By James King

“They’re coming in the morning.”

No need to ask who. In prison, “they” are the guards, and since we’d been on lockdown for five days at the time, it was also obvious what they were coming to do. Search.

I learned very early in my incarceration that I lack the necessary imagination to successfully hide contraband. Early efforts at hiding wood glue, a clothing line, and even a paper clip that I found particularly useful for hanging things up were all sniffed out, and though I was fortunate to avoid disciplinary write-ups for these contraband items, I learned to just get rid of illegal stuff, or at the very least, not try to hide it.

Even so, at the news that a search would be conducted, I felt an odd mix of nerves and anticipation rattling through my brain like characters in a WWE match.

Around me, the energy was picking up noticeably as we returned from the chow hall back to the housing unit. Some were walking back to the unit quickly; these were the more experienced guys who are often involved in things that I try not to know too much about.

Others were expressing a sense of relief, because it was commonly known that it wouldn’t be long after the search that we might get off of lockdown and return to normal activity.

But even among those who were more serene, like me, there was still an uptick in nerves. Some unknown person would soon be combing through our most intimate possessions. Letters from my Dad, who passed away in 2010, old family photos, my writings.

To get the upper hand on my rising anxiety, I thought positive thoughts, like the fact that I believe I have a cellie who also avoids contraband. Others aren’t so lucky. I’ve seen guys in my social circle who have had cellmates who kept homemade knives, or cell phones. Both could result in disciplinary write-ups for either or both of the residents of that cell.

Some may wonder, why whould someone stay in a cell with someone who has a knife? Well, often cellies keep secrets from each other, but even if the contraband is known, just wanting to move to a new cell doesn’t mean you can. Our housing unit is filled to at least 180% capacity. The few people who don’t have cellies don’t want one, and most people don’t want to go through the hassle of vetting a new cellie, even if they aren’t particularly content with the cellie they have. The devil you know and all.

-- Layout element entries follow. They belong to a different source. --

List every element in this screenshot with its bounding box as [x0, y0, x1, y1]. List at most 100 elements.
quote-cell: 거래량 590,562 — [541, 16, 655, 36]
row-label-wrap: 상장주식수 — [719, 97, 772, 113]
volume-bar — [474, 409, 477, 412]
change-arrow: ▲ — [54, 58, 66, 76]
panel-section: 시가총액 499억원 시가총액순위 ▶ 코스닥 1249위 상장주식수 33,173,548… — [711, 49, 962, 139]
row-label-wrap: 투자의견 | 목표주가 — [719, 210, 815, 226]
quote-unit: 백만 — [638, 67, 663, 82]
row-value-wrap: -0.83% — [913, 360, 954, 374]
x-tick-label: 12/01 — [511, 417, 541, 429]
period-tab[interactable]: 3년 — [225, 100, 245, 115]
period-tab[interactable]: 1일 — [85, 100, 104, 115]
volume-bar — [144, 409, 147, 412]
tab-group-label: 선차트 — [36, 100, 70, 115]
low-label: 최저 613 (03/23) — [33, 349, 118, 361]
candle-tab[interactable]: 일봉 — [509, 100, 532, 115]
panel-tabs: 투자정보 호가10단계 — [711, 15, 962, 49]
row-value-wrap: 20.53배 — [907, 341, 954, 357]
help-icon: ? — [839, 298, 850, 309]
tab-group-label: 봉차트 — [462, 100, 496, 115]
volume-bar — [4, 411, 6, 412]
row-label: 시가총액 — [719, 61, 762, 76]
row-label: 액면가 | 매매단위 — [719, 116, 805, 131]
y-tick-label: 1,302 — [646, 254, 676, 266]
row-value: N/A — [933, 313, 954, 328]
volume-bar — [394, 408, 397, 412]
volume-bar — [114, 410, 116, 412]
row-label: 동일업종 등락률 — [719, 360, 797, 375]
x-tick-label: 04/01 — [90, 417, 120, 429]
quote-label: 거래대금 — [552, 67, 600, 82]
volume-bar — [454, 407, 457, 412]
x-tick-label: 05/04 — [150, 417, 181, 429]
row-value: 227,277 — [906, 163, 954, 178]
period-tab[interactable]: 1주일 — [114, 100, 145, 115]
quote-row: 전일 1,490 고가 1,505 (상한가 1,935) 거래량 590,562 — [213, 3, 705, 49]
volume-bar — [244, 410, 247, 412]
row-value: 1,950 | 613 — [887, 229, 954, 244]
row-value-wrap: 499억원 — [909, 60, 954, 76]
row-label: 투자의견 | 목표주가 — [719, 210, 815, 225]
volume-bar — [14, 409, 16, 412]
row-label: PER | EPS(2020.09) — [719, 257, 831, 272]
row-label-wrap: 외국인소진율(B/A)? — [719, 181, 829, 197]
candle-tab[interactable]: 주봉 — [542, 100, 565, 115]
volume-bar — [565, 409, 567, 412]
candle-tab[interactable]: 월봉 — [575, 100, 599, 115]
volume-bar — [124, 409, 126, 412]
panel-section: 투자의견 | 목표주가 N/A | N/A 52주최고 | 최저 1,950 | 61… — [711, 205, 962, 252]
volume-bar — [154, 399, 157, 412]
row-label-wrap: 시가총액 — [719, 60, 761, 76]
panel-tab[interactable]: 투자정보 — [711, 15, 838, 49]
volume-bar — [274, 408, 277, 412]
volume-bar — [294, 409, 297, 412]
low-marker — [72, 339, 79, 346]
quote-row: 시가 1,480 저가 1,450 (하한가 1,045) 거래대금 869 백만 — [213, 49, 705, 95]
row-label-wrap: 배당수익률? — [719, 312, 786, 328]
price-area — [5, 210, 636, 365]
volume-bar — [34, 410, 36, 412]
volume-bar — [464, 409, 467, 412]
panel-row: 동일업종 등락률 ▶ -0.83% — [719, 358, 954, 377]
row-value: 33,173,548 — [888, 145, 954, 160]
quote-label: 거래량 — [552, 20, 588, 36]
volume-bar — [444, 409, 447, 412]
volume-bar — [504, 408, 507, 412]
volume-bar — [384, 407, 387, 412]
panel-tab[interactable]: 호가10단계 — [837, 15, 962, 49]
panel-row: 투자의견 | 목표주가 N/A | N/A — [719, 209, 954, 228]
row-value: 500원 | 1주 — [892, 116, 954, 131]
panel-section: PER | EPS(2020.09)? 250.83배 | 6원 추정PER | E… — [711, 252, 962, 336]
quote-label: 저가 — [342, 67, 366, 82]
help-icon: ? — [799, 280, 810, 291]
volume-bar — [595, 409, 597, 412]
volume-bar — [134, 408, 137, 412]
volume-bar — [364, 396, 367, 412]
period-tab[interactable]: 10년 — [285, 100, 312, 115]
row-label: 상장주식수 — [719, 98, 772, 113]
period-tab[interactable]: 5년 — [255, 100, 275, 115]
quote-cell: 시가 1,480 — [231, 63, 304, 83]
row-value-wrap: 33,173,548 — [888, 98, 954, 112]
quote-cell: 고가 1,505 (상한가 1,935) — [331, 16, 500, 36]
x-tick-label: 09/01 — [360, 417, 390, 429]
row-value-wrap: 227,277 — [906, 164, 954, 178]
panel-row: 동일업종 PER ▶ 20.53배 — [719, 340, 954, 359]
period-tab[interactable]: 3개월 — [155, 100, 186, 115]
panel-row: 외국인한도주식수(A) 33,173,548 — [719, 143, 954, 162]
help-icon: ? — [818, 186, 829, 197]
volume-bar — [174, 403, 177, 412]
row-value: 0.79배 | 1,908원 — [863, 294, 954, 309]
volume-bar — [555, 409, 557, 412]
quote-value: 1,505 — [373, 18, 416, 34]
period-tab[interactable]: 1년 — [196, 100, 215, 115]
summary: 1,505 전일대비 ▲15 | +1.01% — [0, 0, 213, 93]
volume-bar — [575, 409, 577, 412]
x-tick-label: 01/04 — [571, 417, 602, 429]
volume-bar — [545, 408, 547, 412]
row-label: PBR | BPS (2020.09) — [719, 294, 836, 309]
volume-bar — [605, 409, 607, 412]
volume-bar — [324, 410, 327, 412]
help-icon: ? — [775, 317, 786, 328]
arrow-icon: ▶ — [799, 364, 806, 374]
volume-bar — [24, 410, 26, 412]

In the cell, trust, compatibility, and the ability to compromise have a special value, because you are in a forced pairing that may affect your life or your opportunity for freedom. The hope is for a cellie who won’t jeopardize your safety, but in practical terms, you tend to ride it out through thick and through thin. In other words, a semblance of compatability in a 5′ by 8′ cell with a person that you will spend many hours of many days with, tends to trump some abstract notion of release years down the road.

In the end, the anticipation of a search is simply another form of stress that most incarcerated people deal with in mostly healthy ways. Whether it’s working hard to hide their contraband, or taking everything off of their shelves to make the search easier for the guards, it all has a sense of normalcy that is particular to this environment.

In the morning, no one came, they searched another housing unit instead. But we know, they are still on their way. Maybe tomorrow.